Il secondo ambito riguarda la ristrutturazione di un’offerta finanziaria a debito dedicata e agevolata che riconosca meglio le peculiarità delle organizzazioni di terzo settore in questa particolare fase, magari rimettendo mano, come è già stato suggerito, al fondo pubblico per l’economia e l’impresa sociale pari a oltre 200 milioni di euro gestito da Invitalia e che, fino ad ora, è stato impiegato parzialmente.

Il terzo ambito nella finanza d’investimento dove l’apporto di capitale di rischio potrebbe essere arricchito di risorse contributive (il cosiddetto grant for equity) in modo da accelerare i processi di rilancio. Negli ultimi mesi sono nati, e nel prossimo futuro nasceranno, diversi veicoli di impact investing nel campo dell’imprenditoria sociale per cui sarà interessante verificare come si comporteranno: andranno ancora in ricerca di startup ad alta scalabilità e replicabilità o magari diversificheranno qualche loro investimento in imprese sociali che possono superare il post emergenza? E quali saranno le metriche e le aspettative sul rendimento che guideranno le scelte d’investimento?

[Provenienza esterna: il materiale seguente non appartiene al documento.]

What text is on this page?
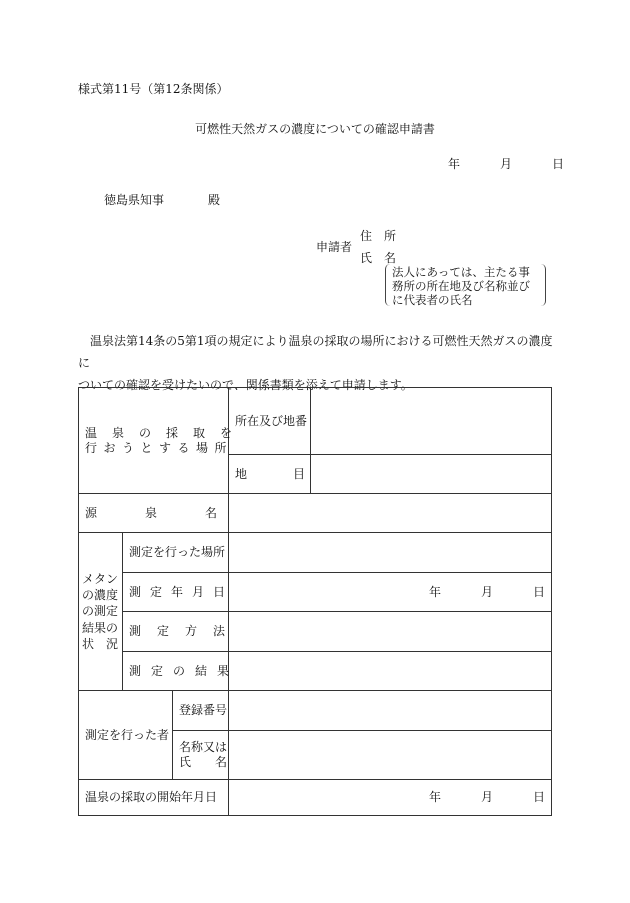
様式第11号（第12条関係）
可燃性天然ガスの濃度についての確認申請書
年	月	日
徳島県知事	殿
申請者
住　所
氏　名
法人にあっては、主たる事
務所の所在地及び名称並び
に代表者の氏名
温泉法第14条の5第1項の規定により温泉の採取の場所における可燃性天然ガスの濃度に
ついての確認を受けたいので、関係書類を添えて申請します。
温泉の採取を
行おうとする場所			所在及び地番	
			地目	
源泉名				

メタン
の濃度
の測定
結果の
状　況	測定を行った場所			
	測定年月日		年 月 日	
	測定方法			
	測定の結果			
測定を行った者		登録番号		

		名称又は
氏　　名		

温泉の採取の開始年月日			年 月 日	
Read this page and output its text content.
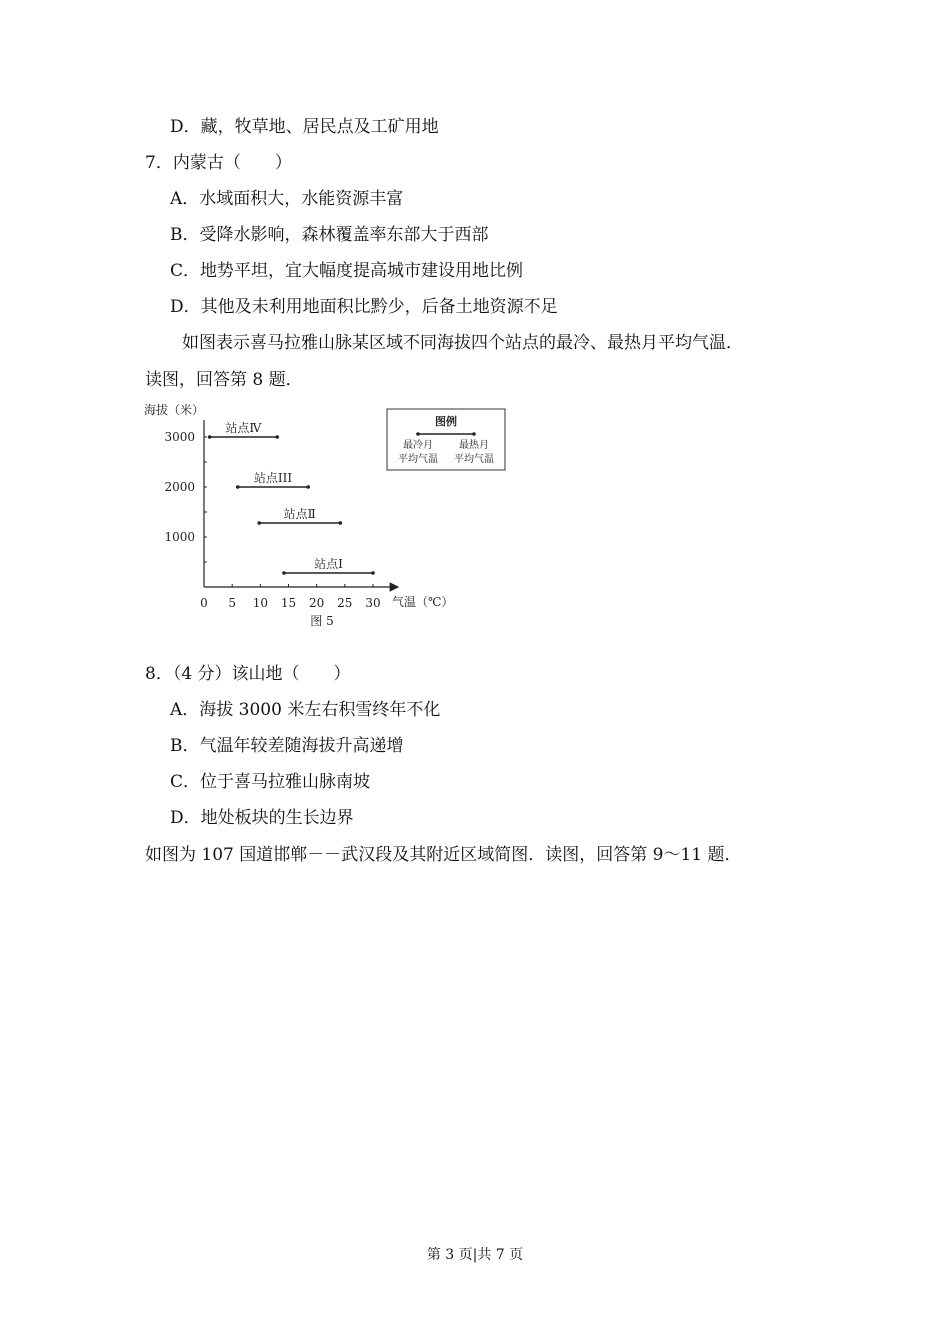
D．藏，牧草地、居民点及工矿用地
7．内蒙古（　　）
A．水域面积大，水能资源丰富
B．受降水影响，森林覆盖率东部大于西部
C．地势平坦，宜大幅度提高城市建设用地比例
D．其他及未利用地面积比黔少，后备土地资源不足
如图表示喜马拉雅山脉某区域不同海拔四个站点的最冷、最热月平均气温．
读图，回答第 8 题．
海拔（米）
气温（℃）
图 5
0 5 10 15 20 25 30
1000
2000
3000
站点Ⅳ
站点III
站点Ⅱ
站点Ⅰ
图例
最冷月
平均气温
最热月
平均气温
8．（4 分）该山地（　　）
A．海拔 3000 米左右积雪终年不化
B．气温年较差随海拔升高递增
C．位于喜马拉雅山脉南坡
D．地处板块的生长边界
如图为 107 国道邯郸－－武汉段及其附近区域简图．读图，回答第 9～11 题．
第 3 页|共 7 页
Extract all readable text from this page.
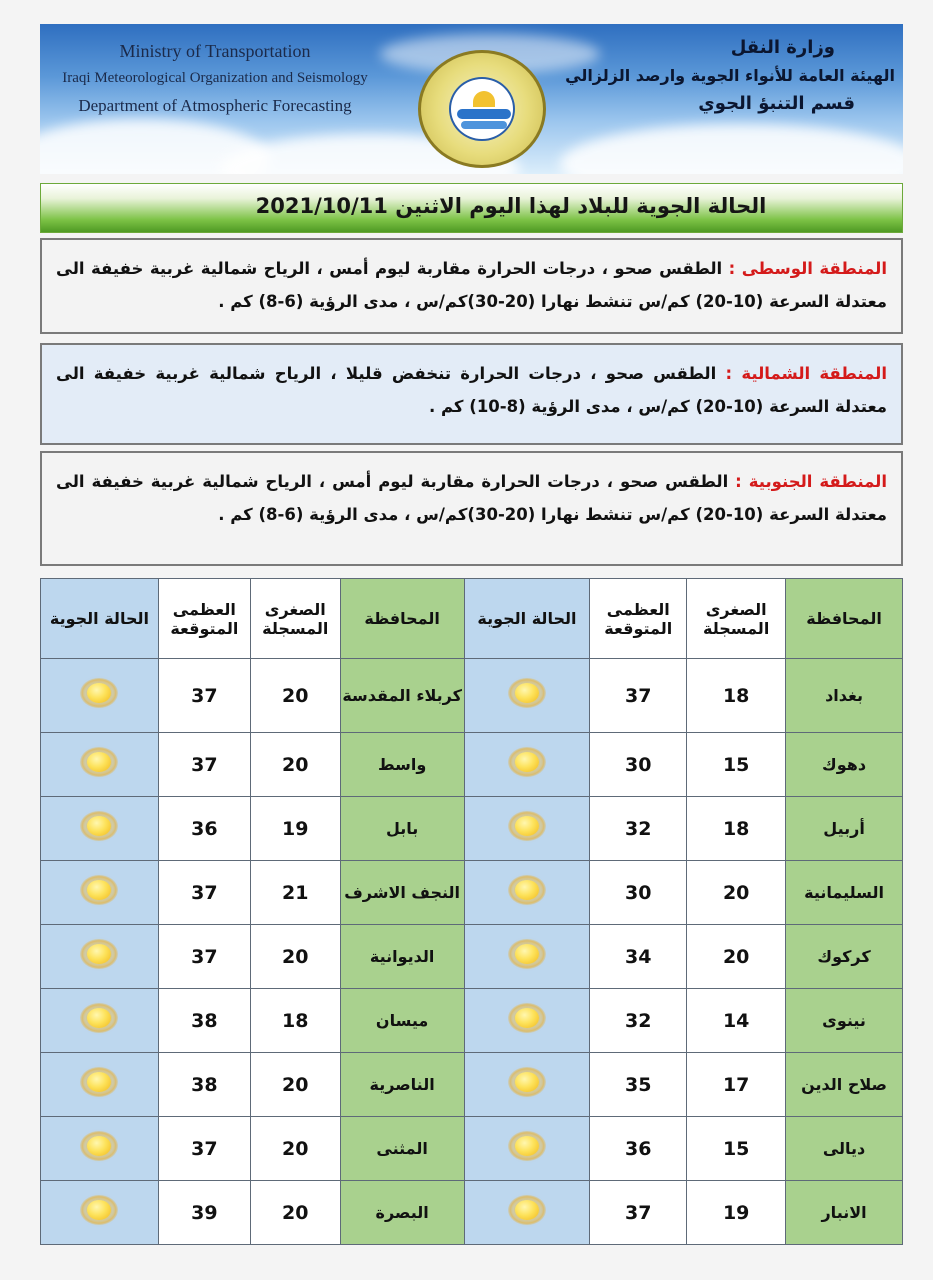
Ministry of Transportation
Iraqi Meteorological Organization and Seismology
Department of Atmospheric Forecasting
وزارة النقل
الهيئة العامة للأنواء الجوية وارصد الزلزالي
قسم التنبؤ الجوي
الحالة الجوية للبلاد لهذا اليوم الاثنين 2021/10/11
المنطقة الوسطى : الطقس صحو ، درجات الحرارة مقاربة ليوم أمس ، الرياح شمالية غربية خفيفة الى معتدلة السرعة (10-20) كم/س تنشط نهارا (20-30)كم/س ، مدى الرؤية (6-8) كم .
المنطقة الشمالية : الطقس صحو ، درجات الحرارة تنخفض قليلا ، الرياح شمالية غربية خفيفة الى معتدلة السرعة (10-20) كم/س ، مدى الرؤية (8-10) كم .
المنطقة الجنوبية : الطقس صحو ، درجات الحرارة مقاربة ليوم أمس ، الرياح شمالية غربية خفيفة الى معتدلة السرعة (10-20) كم/س تنشط نهارا (20-30)كم/س ، مدى الرؤية (6-8) كم .
المحافظة	الصغرى المسجلة	العظمى المتوقعة	الحالة الجوية	المحافظة	الصغرى المسجلة	العظمى المتوقعة	الحالة الجوية
بغداد	18	37		كربلاء المقدسة	20	37	
دهوك	15	30		واسط	20	37	
أربيل	18	32		بابل	19	36	
السليمانية	20	30		النجف الاشرف	21	37	
كركوك	20	34		الديوانية	20	37	
نينوى	14	32		ميسان	18	38	
صلاح الدين	17	35		الناصرية	20	38	
ديالى	15	36		المثنى	20	37	
الانبار	19	37		البصرة	20	39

In questo stesso ambito saranno anche da osservare con attenzione le strategie dei vettori di equity del movimento cooperativo come Cooperazione Finanza Impresa (Cfi) che storicamente svolge un ruolo importante in operazioni di salvataggio di imprese attraverso il meccanismo del worker buyout ma che ora si troverà probabilmente ad allargare il suo raggio d’azione anche a favore di imprese cooperative e sociali. Potrebbe essere l’occasione per fare un upgrade di un modello di successo dotando questa struttura di risorse aggiuntive e mettendo a valore le preziose competenze maturate in questi anni nel recuperare imprese in difficoltà puntando sulla cooperazione tra i lavoratori, ma anche con altri stakeholder (finanziatori, fornitori, ecc.) e le comunità territoriali. È infatti innegabile la necessità di istituzioni di nuove generazione capaci di “orchestrare” una quantità sempre maggiore di risorse verso mercati, filiere e progettualità che la stessa programmazione europea (2021-27) considera strategiche, come “infrastrutture sociali”.

Le questioni quindi non mancano e la risposta risiederà, vale la pena di ribadirlo, in una maggiore coesione dell’ecosistema, sia per capacità interna sia per rispondere alle sollecitazioni di attori esterni come ad esempio le istituzioni europee che, non da oggi, sostengono, grazie al Fondo europeo investimenti (Fei), gli strumenti di garanzia e cofinanziano i fondi equity. L’obiettivo è che questa massa di risorse finanziarie rinforzate da strumenti di garanzia a favore degli enti creditizi serva non solo a tutelare un comparto cruciale della società e dell’economia italiana, ma anche, con un’operazione tutt’altro che semplice ma inderogabile, a farlo “rimbalzare” in un nuovo assetto che consenta di sbloccare ulteriormente il suo potenziale di innovazione sociale.